Hao Ruoqi performs in the dance drama “Du Fu.” /Xu Nan

Hao recalled one of Du Fu’s poems entitled “Satire on Fair Ladies,” which features the line, “There are many beautiful ladies by the water in Chang’an.”

“That poem is a portrait of life during the Tang Dynasty, but the choreography we did to portray it incorporated some modern elements. This is especially true for the court dances from the Han and Tang dynasties, which add something new.”

Hao said she took a more experimental approach to presenting the life of a court lady by focusing more on the character’s inner world.

“I wasn’t just playing a traditional lady of the court, but also a person full of beauty and charm who may have had profound thoughts of her own,” she recalled.

“I practiced my dance moves every day but also spared no effort to approach the character’s inner world. I worked really hard. Some seemingly simple moves like standing up or looking over my shoulder were actually very well-rehearsed. I polished a lot of details, such as my eyes flickering up and down,” she said.

“In a way I felt I was transcending dancing, and focusing more on how to expressively bring the character to life. I wanted to paint a rich and lively image of a court lady for our audiences to enjoy. So behind this beautiful and classical work there’s a lot of sweat, tears and toil.”

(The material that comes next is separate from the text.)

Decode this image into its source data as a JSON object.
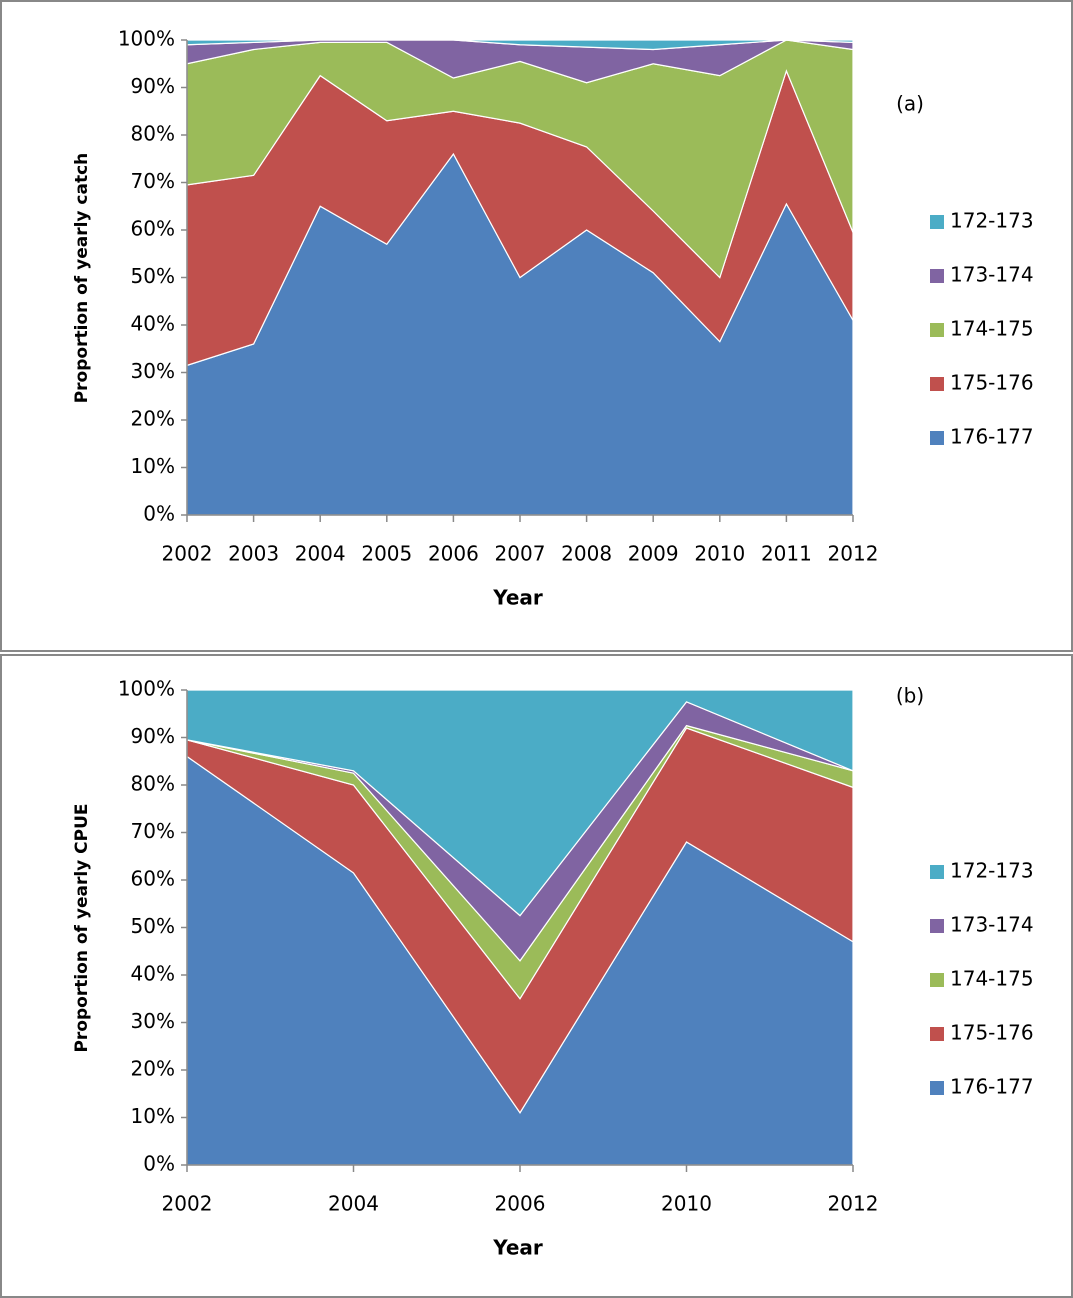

 Hao Ruoqi poses for a photo. /Beijing Lao Zhao
Hao Ruoqi poses for a photo. /Beijing Lao Zhao

Hao Ruoqi poses for a photo. /Beijing Lao Zhao

Hao’s talent may have been widely recognized, but she’s not resting on her laurels just yet.

“This job is very challenging because it requires a bit of luck and a lot of persistence. Reflecting on my career, I’ve gone through so many difficulties, but I think I’m fortunate that all of my hard work has paid off,” she said.

“I will keep moving forward with my career as a dancer. I hope I can tell more stories of famous figures from Chinese history through the power of dance,” she added. “I’m proud to be able to contribute to promoting traditional Chinese culture. And I’m not done yet.”